Over the course of the next 9 months, I fell in love with Canterbury. I loved the cobbled streets in the shopping district, the gorgeous cathedral (despite all of the scaffolding for the repair work), I even loved trips to Tesco for groceries. Although the University of Kent Canterbury campus is about half the size of IU, I fell in love with it too. I joined the Literature Society and made great friends with whom I still speak. I also joined the rambling society, TreKent, and spent every other Sunday walking through the beautiful Kentish countryside. I made British friends, German friends, Italian friends, even some American friends from different parts of the country. I traveled to Ireland, Scotland, and Paris, toured the Warner Brothers Harry Potter studio, and visited English castles. But my favorite memories aren’t of grand adventures. They’re of finding the perfect ratio of milk and sugar to add to my tea, of setting off fireworks on bonfire night with my friends, having a picnic lunch at the Cathedral while we prepare for exams, and all of the pub quizzes, some we even won. I do wish I had done some more travelling, been to a few more places in Europe, but I don’t regret the way I spent my time. Now when I look back at the pictures I took, it feels so far away and I miss England desperately. I didn’t feel any different when I left home, but coming back from Canterbury I noticed a change. I was older and perhaps a little wiser, but I was also ready to move forward in my life, into the unknown.

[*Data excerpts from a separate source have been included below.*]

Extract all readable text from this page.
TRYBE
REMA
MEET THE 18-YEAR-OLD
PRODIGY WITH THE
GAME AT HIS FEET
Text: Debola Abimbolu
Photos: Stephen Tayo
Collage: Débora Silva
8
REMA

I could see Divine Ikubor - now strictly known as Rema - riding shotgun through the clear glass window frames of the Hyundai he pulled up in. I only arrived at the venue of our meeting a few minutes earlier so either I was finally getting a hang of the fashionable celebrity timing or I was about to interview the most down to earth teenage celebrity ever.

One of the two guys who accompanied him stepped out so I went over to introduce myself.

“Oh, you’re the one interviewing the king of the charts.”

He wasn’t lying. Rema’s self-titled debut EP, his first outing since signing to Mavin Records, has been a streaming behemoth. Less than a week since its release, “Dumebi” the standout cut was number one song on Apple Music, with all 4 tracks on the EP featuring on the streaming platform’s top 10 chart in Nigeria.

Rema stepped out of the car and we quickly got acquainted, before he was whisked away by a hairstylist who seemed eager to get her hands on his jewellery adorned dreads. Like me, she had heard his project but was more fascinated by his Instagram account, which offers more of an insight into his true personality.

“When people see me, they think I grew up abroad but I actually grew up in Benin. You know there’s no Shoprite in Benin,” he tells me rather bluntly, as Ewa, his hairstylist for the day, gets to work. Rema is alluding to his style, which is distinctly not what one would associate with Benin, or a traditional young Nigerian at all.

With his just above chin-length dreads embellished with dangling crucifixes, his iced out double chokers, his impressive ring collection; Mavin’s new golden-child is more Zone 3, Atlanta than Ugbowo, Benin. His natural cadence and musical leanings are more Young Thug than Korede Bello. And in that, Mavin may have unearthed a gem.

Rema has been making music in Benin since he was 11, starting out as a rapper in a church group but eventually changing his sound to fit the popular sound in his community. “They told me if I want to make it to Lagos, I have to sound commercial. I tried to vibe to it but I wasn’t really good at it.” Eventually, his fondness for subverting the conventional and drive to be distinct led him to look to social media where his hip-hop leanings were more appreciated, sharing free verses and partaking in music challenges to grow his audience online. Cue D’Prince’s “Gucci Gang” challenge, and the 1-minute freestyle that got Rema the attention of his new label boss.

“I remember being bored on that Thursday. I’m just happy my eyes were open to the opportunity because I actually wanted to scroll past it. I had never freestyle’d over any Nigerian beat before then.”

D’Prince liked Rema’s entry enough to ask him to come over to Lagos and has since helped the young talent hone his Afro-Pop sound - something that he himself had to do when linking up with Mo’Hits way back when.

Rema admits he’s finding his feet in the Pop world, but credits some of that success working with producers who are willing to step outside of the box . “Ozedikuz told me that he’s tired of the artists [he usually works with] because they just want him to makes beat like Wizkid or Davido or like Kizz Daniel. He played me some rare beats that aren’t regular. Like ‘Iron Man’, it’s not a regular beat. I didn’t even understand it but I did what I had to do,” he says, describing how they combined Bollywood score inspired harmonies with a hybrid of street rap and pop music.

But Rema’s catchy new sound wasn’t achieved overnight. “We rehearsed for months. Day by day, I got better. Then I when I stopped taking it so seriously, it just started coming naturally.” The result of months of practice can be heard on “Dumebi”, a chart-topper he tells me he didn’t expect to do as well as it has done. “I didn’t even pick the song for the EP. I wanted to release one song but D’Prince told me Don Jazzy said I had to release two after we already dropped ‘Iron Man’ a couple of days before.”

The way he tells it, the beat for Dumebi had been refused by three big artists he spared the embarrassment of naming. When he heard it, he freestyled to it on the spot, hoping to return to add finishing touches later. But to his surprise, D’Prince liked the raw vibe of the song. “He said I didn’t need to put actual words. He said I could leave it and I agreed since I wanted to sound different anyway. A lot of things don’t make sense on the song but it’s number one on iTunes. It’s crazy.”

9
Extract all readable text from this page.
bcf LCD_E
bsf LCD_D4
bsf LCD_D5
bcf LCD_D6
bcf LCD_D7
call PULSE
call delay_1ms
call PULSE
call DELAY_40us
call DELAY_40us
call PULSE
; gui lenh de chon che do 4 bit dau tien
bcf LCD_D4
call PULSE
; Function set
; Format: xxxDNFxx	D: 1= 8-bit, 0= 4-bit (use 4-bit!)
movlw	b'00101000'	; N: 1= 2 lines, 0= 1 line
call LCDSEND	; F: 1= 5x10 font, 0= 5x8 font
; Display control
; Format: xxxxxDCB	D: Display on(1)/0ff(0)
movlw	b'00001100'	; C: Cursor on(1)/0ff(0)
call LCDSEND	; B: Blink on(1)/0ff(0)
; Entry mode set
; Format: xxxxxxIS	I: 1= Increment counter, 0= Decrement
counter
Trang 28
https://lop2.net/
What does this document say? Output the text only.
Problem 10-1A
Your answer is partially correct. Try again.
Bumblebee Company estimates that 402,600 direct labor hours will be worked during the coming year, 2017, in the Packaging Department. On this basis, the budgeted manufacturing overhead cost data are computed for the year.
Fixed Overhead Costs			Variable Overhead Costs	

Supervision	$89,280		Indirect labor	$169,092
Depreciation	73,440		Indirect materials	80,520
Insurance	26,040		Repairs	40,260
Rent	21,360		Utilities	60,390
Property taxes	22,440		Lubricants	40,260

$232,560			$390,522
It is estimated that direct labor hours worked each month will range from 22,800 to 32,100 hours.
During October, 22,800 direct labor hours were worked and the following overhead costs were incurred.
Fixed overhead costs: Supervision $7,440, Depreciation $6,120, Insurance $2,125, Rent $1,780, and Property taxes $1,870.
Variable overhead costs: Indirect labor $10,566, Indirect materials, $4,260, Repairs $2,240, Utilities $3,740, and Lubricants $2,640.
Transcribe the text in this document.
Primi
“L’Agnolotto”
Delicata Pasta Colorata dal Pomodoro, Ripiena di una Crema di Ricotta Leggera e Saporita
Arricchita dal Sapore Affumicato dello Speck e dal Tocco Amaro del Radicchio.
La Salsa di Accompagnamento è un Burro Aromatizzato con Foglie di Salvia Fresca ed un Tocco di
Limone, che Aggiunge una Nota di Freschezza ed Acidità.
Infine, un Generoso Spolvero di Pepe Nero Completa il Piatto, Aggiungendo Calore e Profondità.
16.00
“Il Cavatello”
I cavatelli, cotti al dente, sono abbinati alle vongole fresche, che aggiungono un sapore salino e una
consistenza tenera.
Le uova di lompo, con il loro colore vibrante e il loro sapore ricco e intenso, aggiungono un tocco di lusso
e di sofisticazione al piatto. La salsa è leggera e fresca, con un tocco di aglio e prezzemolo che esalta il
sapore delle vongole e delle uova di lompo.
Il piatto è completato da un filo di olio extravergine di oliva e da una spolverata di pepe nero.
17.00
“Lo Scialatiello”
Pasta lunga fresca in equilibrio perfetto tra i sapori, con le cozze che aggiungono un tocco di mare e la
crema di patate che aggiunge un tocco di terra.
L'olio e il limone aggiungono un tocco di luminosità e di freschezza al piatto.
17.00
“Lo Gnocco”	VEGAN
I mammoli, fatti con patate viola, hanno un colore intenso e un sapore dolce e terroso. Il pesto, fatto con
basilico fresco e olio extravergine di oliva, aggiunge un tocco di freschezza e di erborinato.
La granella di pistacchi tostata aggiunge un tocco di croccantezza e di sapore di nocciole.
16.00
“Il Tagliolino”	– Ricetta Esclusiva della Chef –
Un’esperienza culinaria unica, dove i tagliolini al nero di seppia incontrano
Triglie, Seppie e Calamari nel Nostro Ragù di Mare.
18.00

One of the things people always asked while I was abroad was what I missed from home. I missed good peanut butter and movie theatre popcorn, volunteering at the IU Cinema, my cats, and, of course, my family. Now I have things I desperately miss from Canterbury: the pigeons outside my window, black currant jelly babies, meal deals with Cheese & Onion crisps, the view from our kitchen window (which wasn’t even nice), group trips to ‘Spoons or Nando’s, and, of course, my friends. I could keep on listing, but I think it would make me feel even more homesick. Homesick, because even though it was only for 9 months, Canterbury was, and always will be, my home.